The voice of the turtle may be silent, but I'm sure it's eloquent.
Saturday, May 3, 2014
Daytime Possum showed up in daylight again, though it had lately made an evening foray onto the deck where it had previously clawed its way inside a white garbage bag where it was chewing its way through the contents when discovered. Today it went straight for the source, showing up in the kitchen, and not at all playing possum.
The cats and I were on the deck. Tsavo was taking a nap, Tiger was surveying his nature kingdom, and I went to the garden to read.
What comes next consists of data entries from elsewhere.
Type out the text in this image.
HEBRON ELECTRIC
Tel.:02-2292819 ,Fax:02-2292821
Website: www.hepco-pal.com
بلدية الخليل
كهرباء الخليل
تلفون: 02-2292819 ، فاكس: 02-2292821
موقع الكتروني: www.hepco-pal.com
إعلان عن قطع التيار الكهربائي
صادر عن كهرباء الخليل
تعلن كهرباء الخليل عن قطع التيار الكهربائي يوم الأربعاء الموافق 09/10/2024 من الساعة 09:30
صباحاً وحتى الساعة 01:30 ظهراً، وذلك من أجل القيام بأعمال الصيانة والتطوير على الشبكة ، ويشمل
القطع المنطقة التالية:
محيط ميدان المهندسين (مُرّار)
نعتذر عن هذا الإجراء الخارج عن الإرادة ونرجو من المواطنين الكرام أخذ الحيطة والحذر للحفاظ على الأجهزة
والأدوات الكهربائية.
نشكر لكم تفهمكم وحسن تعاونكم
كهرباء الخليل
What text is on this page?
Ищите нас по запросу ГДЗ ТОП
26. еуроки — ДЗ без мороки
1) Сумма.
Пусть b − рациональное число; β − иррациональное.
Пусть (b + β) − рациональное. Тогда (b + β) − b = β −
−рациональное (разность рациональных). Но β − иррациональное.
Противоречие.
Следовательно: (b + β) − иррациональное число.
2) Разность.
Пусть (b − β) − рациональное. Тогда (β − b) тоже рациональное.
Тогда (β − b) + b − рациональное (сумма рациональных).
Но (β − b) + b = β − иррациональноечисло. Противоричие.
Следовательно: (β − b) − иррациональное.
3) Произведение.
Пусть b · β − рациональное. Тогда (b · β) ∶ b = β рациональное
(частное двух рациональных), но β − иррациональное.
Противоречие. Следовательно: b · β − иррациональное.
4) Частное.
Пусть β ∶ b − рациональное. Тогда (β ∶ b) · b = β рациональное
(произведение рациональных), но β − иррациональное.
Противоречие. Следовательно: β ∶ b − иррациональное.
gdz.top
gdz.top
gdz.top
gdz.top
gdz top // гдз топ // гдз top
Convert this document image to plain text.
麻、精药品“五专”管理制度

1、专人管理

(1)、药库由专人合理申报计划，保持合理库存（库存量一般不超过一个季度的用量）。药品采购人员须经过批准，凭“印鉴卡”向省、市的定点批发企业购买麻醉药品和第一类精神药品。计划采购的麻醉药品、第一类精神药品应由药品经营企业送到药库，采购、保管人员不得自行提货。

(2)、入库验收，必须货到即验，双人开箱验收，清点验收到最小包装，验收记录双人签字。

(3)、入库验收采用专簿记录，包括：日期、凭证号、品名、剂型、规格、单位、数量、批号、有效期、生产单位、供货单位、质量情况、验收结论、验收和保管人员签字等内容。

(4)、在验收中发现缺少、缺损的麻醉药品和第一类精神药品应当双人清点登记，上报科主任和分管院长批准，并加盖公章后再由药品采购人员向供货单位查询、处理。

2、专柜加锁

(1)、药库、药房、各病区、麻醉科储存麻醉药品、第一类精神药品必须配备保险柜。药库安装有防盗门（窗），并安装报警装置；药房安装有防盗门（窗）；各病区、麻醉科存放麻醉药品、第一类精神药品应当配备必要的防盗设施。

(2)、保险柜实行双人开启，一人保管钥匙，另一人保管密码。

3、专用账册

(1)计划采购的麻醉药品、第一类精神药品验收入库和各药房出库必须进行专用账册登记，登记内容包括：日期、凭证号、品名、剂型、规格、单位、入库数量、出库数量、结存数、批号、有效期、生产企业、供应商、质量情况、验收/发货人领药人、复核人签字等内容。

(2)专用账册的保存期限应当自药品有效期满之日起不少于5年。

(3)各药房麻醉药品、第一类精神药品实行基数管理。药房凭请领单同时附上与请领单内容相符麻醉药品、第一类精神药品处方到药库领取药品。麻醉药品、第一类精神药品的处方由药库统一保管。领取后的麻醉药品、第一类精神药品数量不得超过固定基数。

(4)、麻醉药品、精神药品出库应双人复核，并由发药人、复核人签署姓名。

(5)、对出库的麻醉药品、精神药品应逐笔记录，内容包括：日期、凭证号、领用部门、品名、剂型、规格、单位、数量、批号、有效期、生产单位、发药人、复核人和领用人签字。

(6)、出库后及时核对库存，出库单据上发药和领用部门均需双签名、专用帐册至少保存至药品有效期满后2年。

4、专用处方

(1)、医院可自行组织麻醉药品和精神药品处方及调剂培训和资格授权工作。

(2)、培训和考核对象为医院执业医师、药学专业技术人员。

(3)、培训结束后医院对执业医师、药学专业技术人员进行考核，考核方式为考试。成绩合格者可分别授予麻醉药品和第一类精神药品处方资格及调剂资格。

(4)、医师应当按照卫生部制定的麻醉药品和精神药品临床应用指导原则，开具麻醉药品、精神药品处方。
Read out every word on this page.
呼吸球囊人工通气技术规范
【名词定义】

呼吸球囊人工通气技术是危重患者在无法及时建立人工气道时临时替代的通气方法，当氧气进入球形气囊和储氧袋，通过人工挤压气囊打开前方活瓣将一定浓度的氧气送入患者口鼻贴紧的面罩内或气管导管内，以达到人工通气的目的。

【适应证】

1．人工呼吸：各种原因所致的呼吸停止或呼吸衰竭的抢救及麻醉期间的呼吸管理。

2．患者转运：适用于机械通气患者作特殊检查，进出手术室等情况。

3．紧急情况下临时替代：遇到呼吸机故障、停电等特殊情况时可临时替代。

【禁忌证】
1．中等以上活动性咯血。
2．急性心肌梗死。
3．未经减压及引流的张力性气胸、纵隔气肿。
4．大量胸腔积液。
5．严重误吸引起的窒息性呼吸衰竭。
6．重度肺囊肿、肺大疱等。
Fifteen or twenty minutes went by, and I went inside, where it was a bit dark with the lights off, and saw Tiger walking out from behind the kitchen counter. He seemed especially content and cocky, and I thought he'd preemptively eaten Tsavo's dinner, as the bowl was empty. Then I saw an unusual shadow on the floor in the corner by the stove. I turned the light on, and it was Daytime Possum, cornered and not content at all.
I usually leave the front door open so the cats can come in and out, but today I'd opened the back door too, for the free flow of fresh cool air. That door opens directly on the kitchen. That door also is located in what Feng Shui books call the prosperity corner of my home, and that door is how Daytime Possum came to be in the kitchen. Long story short, someone ate Tsavo's food, Tiger finally cornered his nemesis Daytime Possum somewhere and then walked away triumphantly, and amused-concerned me was left to fret upon the opportunity to enact another successful possum encounter outcome.
Upon a previous such opportunity, when a possum was under our bed one night, I'd re-opened the back sliding glass door, where the possum had entered, built a makeshift walled maze out of turned-sideways chairs, boxes, and other furniture that led from the bed to the open door, and then prodded the possum gently out from the bed with a broom. Amazingly, it went all the way through the maze, bouncing off the walls like a pinball, and exited onto the deck. The glass door was closed, possum stared at us through the glass with its big white possum face, and that, my friends, was that.
Today was a similar relief, but it involved me standing on the kitchen counter, a seven-foot sycamore branch walking stick, and a very stubborn possum that was every bit as reluctant to give up a good free food source as any one of us would be. Even after I'd persevered in prodding it into the middle of the kitchen, with possum all the while hissing maniacally and opening its jaws to bare its sharp and gnashing teeth, it still kept heading away from the back door toward the living room. Finally it felt prodded enough to give up and exit the way it had come in. For all the frightening rows of teeth and harrowing hiss, possums are pretty good-natured, ergo playing possum is still their best defense. What better 'good sport' could nature provide?
Later that night, when I told my wife about the newest possum encounter, she laughed with special insight, because shortly after all the poking and prodding and its reluctant exit, she'd seen possum shambling by our other cabin a bit quicker than usual and apparently agitated, perhaps even disgruntled, as compared with its usual lackadaisical amiable amble. Still though, it's likely Daytime Possum had been the beneficiary of Tsavo's tasty canned salmon, duck, and chicken. Even if not, it did escape any real harm and escaped causing any as well. For those reasons, Daytime Possum from henceforth will be known around these parts as Prosperity Possum, and there's a lot to go around, to be honest about it.